Um dos pontos fortes de Edimburgo são as visitas guiadas a pé pela parte antiga da cidade. A boa notícia? São completamente grátis. Numa brava caminhada pelos altos e baixos do centro histórico da cidade, não foram raras as vezes que a nossa guia parou entre becos escuros e apertados para apontar – dir-se-ia demasiado orgulhosa – como há poucos séculos os habitantes atiravam as suas necessidades janela fora sem aviso prévio.

Fantasmas e tumbas Depois de uma tarde de histórias aliciantes sobre infames burlões, violentos psicopatas e bruxas por queimar, percebemos que uma mão lava a outra, e lá demos por nós a um quarto para a meia-noite à espera do infame Ghost Hunt, passeio que desta vez vai sair do nosso bolso.

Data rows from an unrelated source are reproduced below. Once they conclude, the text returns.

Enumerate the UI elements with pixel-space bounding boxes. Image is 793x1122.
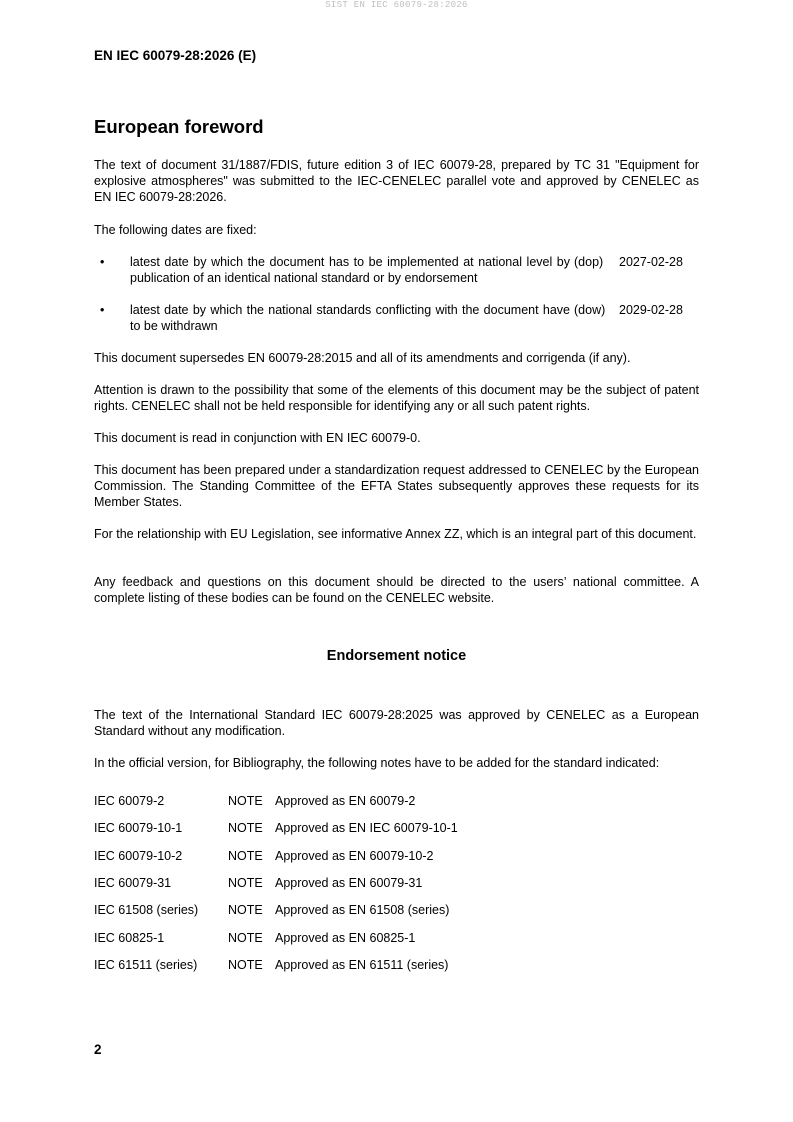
note-label: NOTE: [228, 821, 263, 835]
note-text: Approved as EN 61508 (series): [275, 903, 450, 917]
supersedes-paragraph: This document supersedes EN 60079-28:2015 and all of its amendments and corrigenda (if any).: [94, 351, 631, 365]
date-value: 2027-02-28: [619, 255, 683, 269]
document-id-header: EN IEC 60079-28:2026 (E): [94, 48, 257, 63]
patent-paragraph: Attention is drawn to the possibility that some of the elements of this document may be the subject of patent rights. CENELEC shall not be held responsible for identifying any or all such patent rights.: [94, 383, 699, 413]
watermark: SIST EN IEC 60079-28:2026: [325, 0, 468, 10]
date-code: (dow): [574, 303, 606, 317]
note-label: NOTE: [228, 849, 263, 863]
note-label: NOTE: [228, 931, 263, 945]
foreword-title: European foreword: [94, 116, 264, 137]
note-text: Approved as EN 60825-1: [275, 931, 416, 945]
note-reference: IEC 60079-2: [94, 794, 165, 808]
endorsement-title: Endorsement notice: [326, 648, 467, 664]
bullet-marker: •: [100, 303, 105, 317]
note-label: NOTE: [228, 876, 263, 890]
foreword-intro-paragraph: The text of document 31/1887/FDIS, future edition 3 of IEC 60079-28, prepared by TC 31 "Equipment for explosive atmospheres" was submitted to the IEC-CENELEC parallel vote and approved by CENELEC as EN IEC 60079-28:2026.: [94, 158, 699, 204]
note-reference: IEC 61508 (series): [94, 903, 199, 917]
bullet-marker: •: [100, 255, 105, 269]
feedback-paragraph: Any feedback and questions on this document should be directed to the users’ national committee. A complete listing of these bodies can be found on the CENELEC website.: [94, 575, 699, 605]
date-code: (dop): [574, 255, 604, 269]
mandate-paragraph: This document has been prepared under a standardization request addressed to CENELEC by the European Commission. The Standing Committee of the EFTA States subsequently approves these requests for its Member States.: [94, 463, 699, 509]
note-reference: IEC 60079-10-1: [94, 821, 183, 835]
note-reference: IEC 60079-31: [94, 876, 172, 890]
note-reference: IEC 61511 (series): [94, 958, 198, 972]
endorsement-paragraph: The text of the International Standard IEC 60079-28:2025 was approved by CENELEC as a European Standard without any modification.: [94, 708, 699, 738]
note-label: NOTE: [228, 794, 263, 808]
note-reference: IEC 60825-1: [94, 931, 165, 945]
date-description: latest date by which the document has to be implemented at national level by publication of an identical national standard or by endorsement: [130, 255, 570, 285]
note-text: Approved as EN 60079-2: [275, 794, 416, 808]
bibliography-intro-paragraph: In the official version, for Bibliography, the following notes have to be added for the standard indicated:: [94, 756, 660, 770]
date-value: 2029-02-28: [619, 303, 683, 317]
note-text: Approved as EN 60079-10-2: [275, 849, 434, 863]
dates-intro-paragraph: The following dates are fixed:: [94, 223, 257, 237]
note-text: Approved as EN 61511 (series): [275, 958, 449, 972]
note-reference: IEC 60079-10-2: [94, 849, 183, 863]
date-description: latest date by which the national standards conflicting with the document have to be withdrawn: [130, 303, 570, 333]
eu-legislation-paragraph: For the relationship with EU Legislation, see informative Annex ZZ, which is an integral part of this document.: [94, 527, 697, 541]
note-label: NOTE: [228, 903, 263, 917]
note-text: Approved as EN IEC 60079-10-1: [275, 821, 458, 835]
page-number: 2: [94, 1042, 102, 1057]
note-text: Approved as EN 60079-31: [275, 876, 423, 890]
conjunction-paragraph: This document is read in conjunction with EN IEC 60079-0.: [94, 431, 421, 445]
note-label: NOTE: [228, 958, 263, 972]
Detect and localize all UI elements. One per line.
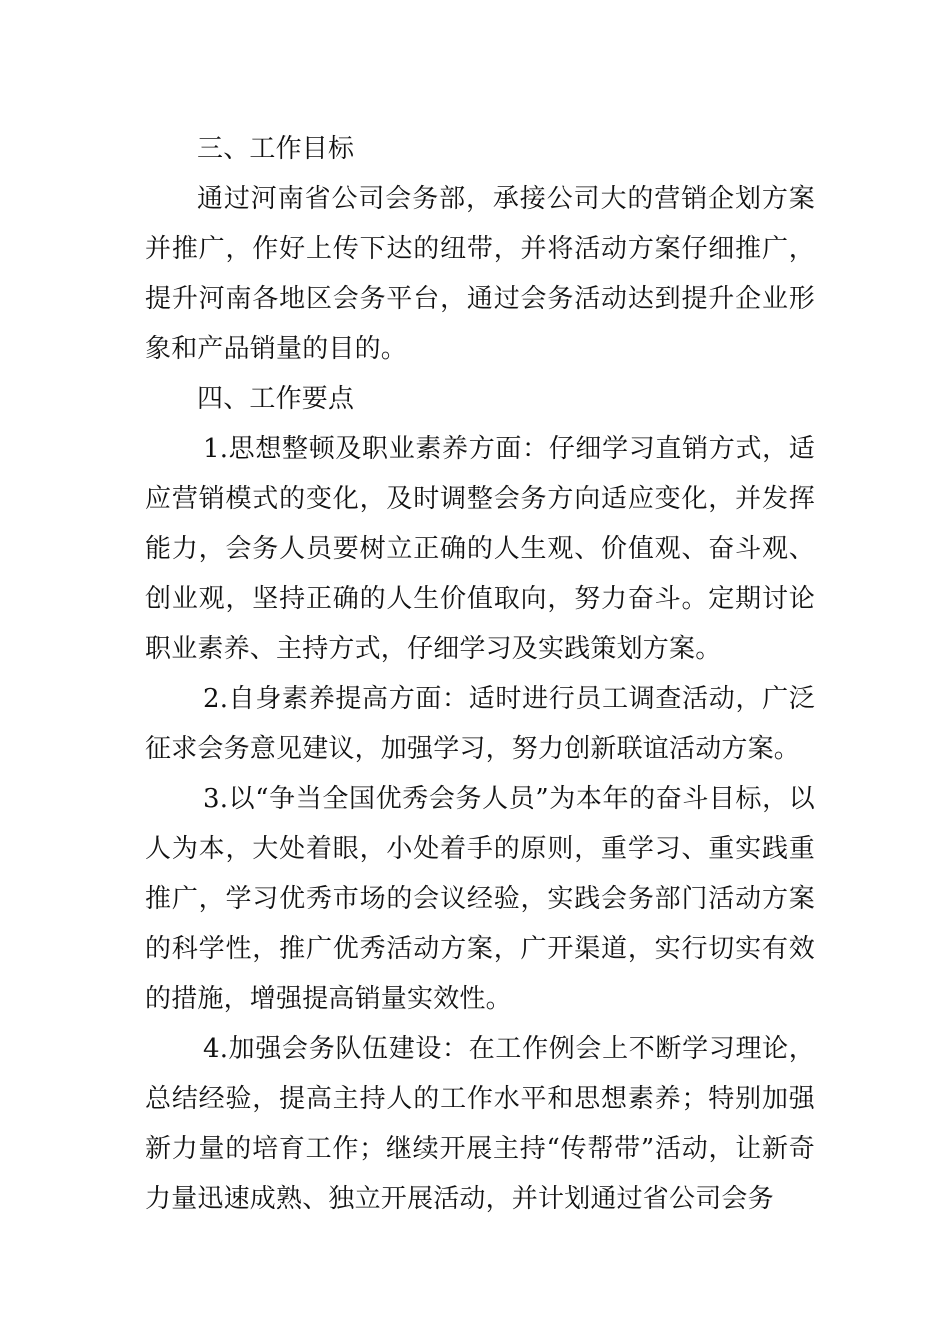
key-point-1: 1.思想整顿及职业素养方面：仔细学习直销方式，适应营销模式的变化，及时调整会务方向适应变化，并发挥能力，会务人员要树立正确的人生观、价值观、奋斗观、创业观，坚持正确的人生价值取向，努力奋斗。定期讨论职业素养、主持方式，仔细学习及实践策划方案。 (145, 434, 815, 664)
section-heading-goals: 三、工作目标 (197, 134, 355, 164)
key-point-4: 4.加强会务队伍建设：在工作例会上不断学习理论，总结经验，提高主持人的工作水平和思想素养；特别加强新力量的培育工作；继续开展主持“传帮带”活动，让新奇力量迅速成熟、独立开展活动，并计划通过省公司会务 (145, 1034, 815, 1214)
key-point-3: 3.以“争当全国优秀会务人员”为本年的奋斗目标，以人为本，大处着眼，小处着手的原则，重学习、重实践重推广，学习优秀市场的会议经验，实践会务部门活动方案的科学性，推广优秀活动方案，广开渠道，实行切实有效的措施，增强提高销量实效性。 (145, 784, 815, 1014)
document-body (145, 124, 815, 1224)
section-heading-key-points: 四、工作要点 (197, 384, 355, 414)
key-point-2: 2.自身素养提高方面：适时进行员工调查活动，广泛征求会务意见建议，加强学习，努力创新联谊活动方案。 (145, 684, 815, 764)
goals-paragraph: 通过河南省公司会务部，承接公司大的营销企划方案并推广，作好上传下达的纽带，并将活动方案仔细推广，提升河南各地区会务平台，通过会务活动达到提升企业形象和产品销量的目的。 (145, 184, 815, 364)
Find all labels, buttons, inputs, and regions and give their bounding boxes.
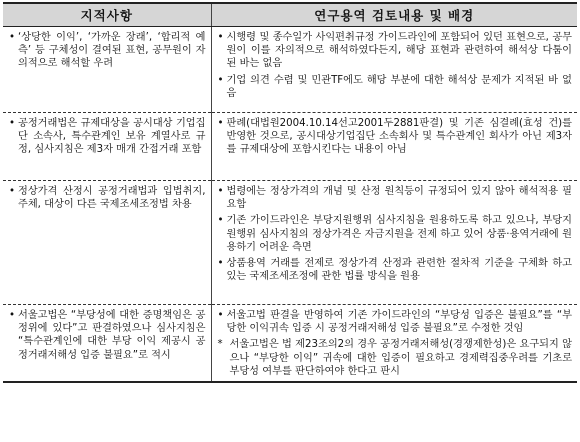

Edimburgo é uma cidade assombrada, todos o dizem e todos tentam prová-lo. Cépticos mas a morrer de curiosidade, lá seguimos o novo guia de barba à mosqueteiro e chapéu à cowboy numa viagem que acabou por ser menos assustadora que divertida. Após um quarto de hora a trilhar becos escuros e ruas sujas – o charme natural de uma cidade antiga – chegámos às portas de uma outra cidade, a dos mortos.

Pé ante pé, descemos ao subsolo de Edimburgo, onde nos aguardava um labirinto de corredores e câmaras vazias que nunca viram a luz do dia. Marcas do passado de uma cidade em forte expansão no século xix, as câmaras subterrâneas serviram de albergue a verdadeiras multidões empacotadas, com mais doenças para trocar que pão para comer.

Do subsolo assombrado às portas do cemitério foi só um passinho. Por esta altura, ao passar as portadas do antigo campanário, apenas a pequena lanterna do guia nos impedia de tropeçar numa cripta envolta na escuridão.

Entre tumbas guardadas por enormes estátuas a campas enjauladas (um costume de segurança para dar cabo do negócio aos ladrões de corpos), a nossa visita terminou em frente ao enorme mausoléu de George Mackenzie, o poltergeist mais famoso do Reino Unido, fonte de incontáveis documentários e programas de televisão.

Em jeito de despedida, antes de partir para as terras altas, sentámo-nos no Bar Frankenstein, convenientemente situado a dois minutos do cemitério. No interior, repleto de todo o tipo de referências e memorabilia relacionadas com o monstro de Mary Shelley, bebemos à saúde de Edimburgo, a terra prometida dos amantes da fantasia.